Interactive Solver Features
- Click-to-Fill: Select any non-given cell and type a number using your keyboard or the on-screen numpad.
- Pencil Marks: Toggle pencil mode (press P) to add small candidate numbers inside cells, helping you track possibilities during complex deductions.
- Arrow Key Navigation: Use the up, down, left, and right arrow keys to move between cells efficiently.
- Timer: Track your solving time to measure improvement and compare with friends.
- Undo: Press Ctrl+Z or click Undo to reverse your last move.
- Check: Click Check to verify your entries against the solution and count any errors.

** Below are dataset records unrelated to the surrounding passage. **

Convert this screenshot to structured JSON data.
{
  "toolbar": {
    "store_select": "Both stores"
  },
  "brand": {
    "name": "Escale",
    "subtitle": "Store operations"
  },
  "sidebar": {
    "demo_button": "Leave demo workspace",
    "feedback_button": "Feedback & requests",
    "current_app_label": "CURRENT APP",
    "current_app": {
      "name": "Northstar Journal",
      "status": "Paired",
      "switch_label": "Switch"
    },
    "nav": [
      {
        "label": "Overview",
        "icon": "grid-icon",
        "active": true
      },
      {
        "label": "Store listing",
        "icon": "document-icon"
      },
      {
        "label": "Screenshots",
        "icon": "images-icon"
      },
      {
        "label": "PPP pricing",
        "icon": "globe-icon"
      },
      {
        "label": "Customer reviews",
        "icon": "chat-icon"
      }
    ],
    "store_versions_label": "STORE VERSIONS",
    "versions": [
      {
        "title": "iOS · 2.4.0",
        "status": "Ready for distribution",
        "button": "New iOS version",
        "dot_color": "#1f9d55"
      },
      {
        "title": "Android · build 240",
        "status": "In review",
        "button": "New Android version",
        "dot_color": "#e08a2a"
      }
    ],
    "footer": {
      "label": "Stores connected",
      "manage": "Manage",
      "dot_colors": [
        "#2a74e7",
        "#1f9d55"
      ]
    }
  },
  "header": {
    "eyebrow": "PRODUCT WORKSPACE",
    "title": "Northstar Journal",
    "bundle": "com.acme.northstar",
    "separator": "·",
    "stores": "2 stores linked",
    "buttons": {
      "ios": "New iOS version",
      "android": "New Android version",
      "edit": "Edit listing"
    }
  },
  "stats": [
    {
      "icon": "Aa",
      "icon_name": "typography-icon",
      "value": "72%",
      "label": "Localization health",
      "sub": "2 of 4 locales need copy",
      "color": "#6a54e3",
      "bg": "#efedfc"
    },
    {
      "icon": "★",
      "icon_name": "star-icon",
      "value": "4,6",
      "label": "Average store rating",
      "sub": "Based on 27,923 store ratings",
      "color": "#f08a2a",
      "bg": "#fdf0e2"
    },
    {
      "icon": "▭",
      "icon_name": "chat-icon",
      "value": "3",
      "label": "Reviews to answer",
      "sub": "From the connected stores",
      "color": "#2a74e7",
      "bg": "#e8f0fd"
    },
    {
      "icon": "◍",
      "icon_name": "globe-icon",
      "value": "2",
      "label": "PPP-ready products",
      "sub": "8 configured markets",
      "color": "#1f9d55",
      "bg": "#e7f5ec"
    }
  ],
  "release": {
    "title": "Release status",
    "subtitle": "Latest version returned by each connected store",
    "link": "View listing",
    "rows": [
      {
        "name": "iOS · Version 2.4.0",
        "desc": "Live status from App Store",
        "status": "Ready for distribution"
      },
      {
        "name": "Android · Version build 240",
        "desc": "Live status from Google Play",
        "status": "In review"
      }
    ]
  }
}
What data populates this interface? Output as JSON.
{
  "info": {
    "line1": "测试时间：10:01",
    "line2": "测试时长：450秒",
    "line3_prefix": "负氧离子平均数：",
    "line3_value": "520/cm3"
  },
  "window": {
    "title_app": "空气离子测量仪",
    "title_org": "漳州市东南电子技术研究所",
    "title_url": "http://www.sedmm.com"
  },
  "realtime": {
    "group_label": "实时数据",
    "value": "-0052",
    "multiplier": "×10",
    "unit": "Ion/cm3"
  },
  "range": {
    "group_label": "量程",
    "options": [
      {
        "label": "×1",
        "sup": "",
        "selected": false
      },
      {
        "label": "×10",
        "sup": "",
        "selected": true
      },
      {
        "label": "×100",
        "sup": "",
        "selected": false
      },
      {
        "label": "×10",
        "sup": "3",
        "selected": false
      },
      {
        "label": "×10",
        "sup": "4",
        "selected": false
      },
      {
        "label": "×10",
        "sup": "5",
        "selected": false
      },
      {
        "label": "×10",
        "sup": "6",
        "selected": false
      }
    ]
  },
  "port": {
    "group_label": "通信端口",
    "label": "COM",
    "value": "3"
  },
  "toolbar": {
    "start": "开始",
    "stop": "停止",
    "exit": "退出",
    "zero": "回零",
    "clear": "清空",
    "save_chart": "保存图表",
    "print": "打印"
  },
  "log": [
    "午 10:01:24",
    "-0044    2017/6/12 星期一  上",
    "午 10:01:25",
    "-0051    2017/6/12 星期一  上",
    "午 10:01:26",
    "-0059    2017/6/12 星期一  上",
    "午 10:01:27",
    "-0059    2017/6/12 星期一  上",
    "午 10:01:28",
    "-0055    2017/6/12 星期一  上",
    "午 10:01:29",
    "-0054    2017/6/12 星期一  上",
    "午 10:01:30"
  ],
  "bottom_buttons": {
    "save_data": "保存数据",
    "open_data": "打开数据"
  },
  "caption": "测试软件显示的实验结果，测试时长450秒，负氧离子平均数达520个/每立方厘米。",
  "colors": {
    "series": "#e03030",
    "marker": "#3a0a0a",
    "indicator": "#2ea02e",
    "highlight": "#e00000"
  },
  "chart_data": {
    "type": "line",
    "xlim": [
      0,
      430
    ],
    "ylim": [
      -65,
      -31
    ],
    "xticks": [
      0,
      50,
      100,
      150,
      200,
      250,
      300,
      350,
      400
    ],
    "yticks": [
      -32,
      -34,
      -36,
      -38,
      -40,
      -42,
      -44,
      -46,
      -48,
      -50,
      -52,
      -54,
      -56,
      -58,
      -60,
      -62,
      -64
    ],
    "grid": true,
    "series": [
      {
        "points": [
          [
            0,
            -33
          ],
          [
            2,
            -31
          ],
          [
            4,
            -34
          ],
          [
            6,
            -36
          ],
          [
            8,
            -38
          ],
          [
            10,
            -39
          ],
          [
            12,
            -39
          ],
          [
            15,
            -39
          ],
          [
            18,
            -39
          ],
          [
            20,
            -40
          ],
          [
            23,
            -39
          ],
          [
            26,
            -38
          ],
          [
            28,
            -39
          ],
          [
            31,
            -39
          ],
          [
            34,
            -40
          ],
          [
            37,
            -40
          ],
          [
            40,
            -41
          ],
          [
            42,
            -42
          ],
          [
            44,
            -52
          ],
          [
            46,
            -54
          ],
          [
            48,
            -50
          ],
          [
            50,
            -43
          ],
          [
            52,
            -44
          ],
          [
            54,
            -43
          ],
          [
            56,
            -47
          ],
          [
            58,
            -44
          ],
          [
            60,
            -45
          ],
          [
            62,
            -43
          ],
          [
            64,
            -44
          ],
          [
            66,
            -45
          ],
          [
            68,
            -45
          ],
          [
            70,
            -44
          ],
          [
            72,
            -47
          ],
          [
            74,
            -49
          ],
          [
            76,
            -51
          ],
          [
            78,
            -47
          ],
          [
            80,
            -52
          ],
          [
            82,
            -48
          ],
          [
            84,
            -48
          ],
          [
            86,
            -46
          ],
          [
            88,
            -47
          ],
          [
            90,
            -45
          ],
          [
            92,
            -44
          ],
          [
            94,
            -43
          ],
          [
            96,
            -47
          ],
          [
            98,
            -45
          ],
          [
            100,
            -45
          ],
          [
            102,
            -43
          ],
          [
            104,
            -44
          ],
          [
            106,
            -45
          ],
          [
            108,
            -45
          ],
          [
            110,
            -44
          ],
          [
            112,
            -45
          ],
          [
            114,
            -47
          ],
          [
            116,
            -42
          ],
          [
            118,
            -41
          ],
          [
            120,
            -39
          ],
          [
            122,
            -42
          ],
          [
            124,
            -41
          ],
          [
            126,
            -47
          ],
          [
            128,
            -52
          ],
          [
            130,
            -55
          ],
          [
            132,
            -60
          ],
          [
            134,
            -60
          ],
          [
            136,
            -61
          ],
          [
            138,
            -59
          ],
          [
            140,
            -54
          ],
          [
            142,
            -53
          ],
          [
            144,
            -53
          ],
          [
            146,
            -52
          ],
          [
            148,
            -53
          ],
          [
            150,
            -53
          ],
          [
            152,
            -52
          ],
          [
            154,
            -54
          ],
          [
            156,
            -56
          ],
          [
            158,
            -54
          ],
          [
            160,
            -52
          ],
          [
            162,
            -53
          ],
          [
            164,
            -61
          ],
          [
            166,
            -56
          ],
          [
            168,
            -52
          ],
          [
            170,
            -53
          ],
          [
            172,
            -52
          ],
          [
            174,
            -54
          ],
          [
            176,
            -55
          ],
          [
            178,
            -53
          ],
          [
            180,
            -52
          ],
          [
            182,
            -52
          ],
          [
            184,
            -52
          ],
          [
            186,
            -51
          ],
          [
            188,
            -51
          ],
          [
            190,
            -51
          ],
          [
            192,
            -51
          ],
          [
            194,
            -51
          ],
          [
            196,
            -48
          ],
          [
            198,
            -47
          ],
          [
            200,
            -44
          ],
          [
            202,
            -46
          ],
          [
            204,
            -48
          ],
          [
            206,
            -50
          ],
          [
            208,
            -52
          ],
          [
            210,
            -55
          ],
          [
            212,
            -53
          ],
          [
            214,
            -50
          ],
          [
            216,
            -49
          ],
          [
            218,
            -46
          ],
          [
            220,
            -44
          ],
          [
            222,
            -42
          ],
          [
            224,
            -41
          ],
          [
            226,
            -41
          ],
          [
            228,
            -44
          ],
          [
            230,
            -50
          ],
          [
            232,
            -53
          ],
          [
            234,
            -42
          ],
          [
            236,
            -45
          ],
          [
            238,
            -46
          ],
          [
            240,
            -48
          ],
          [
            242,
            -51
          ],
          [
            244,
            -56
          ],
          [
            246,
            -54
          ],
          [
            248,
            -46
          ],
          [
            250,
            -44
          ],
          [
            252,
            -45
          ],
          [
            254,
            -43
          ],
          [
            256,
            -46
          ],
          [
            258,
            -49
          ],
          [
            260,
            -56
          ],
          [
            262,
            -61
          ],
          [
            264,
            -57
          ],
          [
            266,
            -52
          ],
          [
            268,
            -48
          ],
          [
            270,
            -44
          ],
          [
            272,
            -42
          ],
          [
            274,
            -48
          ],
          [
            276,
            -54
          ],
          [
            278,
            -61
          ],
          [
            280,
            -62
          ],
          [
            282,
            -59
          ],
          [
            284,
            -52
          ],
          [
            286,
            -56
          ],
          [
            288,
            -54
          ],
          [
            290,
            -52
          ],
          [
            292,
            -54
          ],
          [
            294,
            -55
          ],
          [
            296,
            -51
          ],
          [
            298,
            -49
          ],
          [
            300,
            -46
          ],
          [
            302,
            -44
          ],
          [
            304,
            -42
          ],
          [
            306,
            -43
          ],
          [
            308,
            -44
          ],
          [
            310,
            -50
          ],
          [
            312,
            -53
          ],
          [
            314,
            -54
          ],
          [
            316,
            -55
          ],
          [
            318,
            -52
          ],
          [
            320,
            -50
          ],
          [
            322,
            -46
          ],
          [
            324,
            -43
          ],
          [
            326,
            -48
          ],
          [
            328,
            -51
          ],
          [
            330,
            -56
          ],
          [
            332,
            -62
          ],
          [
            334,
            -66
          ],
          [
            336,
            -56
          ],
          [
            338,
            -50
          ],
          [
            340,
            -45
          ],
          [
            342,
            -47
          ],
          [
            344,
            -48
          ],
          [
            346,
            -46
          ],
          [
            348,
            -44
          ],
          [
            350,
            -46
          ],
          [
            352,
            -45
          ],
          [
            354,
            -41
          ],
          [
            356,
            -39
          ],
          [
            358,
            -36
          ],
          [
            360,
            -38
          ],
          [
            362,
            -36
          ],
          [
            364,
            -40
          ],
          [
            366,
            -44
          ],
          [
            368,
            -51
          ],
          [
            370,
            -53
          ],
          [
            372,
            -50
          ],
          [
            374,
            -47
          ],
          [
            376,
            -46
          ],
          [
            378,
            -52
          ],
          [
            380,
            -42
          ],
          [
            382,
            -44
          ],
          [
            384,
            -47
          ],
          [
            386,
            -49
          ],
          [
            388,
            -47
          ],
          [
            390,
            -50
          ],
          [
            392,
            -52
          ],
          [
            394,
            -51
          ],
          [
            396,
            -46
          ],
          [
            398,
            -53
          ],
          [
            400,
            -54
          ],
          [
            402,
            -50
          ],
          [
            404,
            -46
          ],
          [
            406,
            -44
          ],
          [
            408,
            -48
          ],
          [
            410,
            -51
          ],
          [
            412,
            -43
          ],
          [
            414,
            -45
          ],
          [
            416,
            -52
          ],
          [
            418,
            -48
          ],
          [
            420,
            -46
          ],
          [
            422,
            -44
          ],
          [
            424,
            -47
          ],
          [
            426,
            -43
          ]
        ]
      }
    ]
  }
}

- Show Solution: If you get stuck, reveal the complete answer.
- Print: Generate a clean, print-friendly version for offline solving on paper.
Puzzle Seed for Sharing
Every puzzle generated by this tool can be exactly reproduced using a puzzle seed. The same combination of seed, grid size, and difficulty level always produces the identical puzzle. Share your seed with friends, classmates, or puzzle communities so everyone can solve the exact same puzzle and compare solving times. Leave the seed field empty for a completely random puzzle each time you generate.
Frequently Asked Questions
What is Futoshiki and how does it differ from Sudoku?
Futoshiki (meaning "inequality" in Japanese) is a Latin square puzzle where you fill an NxN grid so each row and column contains the numbers 1 to N exactly once. Unlike Sudoku, Futoshiki has no 3x3 box constraints. Instead, inequality signs between adjacent cells indicate which cell must contain the larger or smaller number. This makes Futoshiki more about relational logic than positional elimination.
How do I read the vertical inequality signs?
For vertical inequality signs, the V-shape (vee) means the top cell is larger than the bottom cell. Think of the V as pointing upward toward the larger number. The caret (wedge or inverted V) means the top cell is smaller than the bottom cell. Visualize the caret as pointing downward toward the larger number below.
What do the difficulty levels mean?
Easy puzzles show about 85% of inequality constraints and pre-fill about 35% of cells. Medium shows 60% of constraints with 20% given cells. Hard shows 40% of constraints with 10% given cells. Expert shows only 25% of constraints with no given cells at all -- every number must be logically deduced.
Can I share a specific Futoshiki puzzle with someone?
Yes. Every puzzle has a unique seed. Share the seed value along with the grid size and difficulty level, and the other person can generate the exact same puzzle using this tool. This is great for puzzle competitions, classroom activities, or challenging friends.
What grid sizes are available?
This generator supports five grid sizes: 4x4 (quick puzzle for beginners), 5x5 (classic newspaper size), 6x6 and 7x7 (intermediate challenges), and 9x9 (large grid for advanced solvers). Each size uses the numbers 1 through N, where N is the grid dimension.
Are all generated puzzles solvable without guessing?
Yes. All puzzles are generated from a valid completed Latin square solution. The inequality signs are derived from the solution, ensuring every puzzle has a unique and logically solvable answer. You should never need to guess -- pure deductive logic is sufficient.
How do I use pencil marks?
Click the Pencil button or press the P key on your keyboard to toggle pencil mark mode. When pencil mode is active, selecting a cell and typing a number adds or removes that number as a small candidate mark instead of filling the cell. This helps you track possible values during complex deductions without committing to an answer.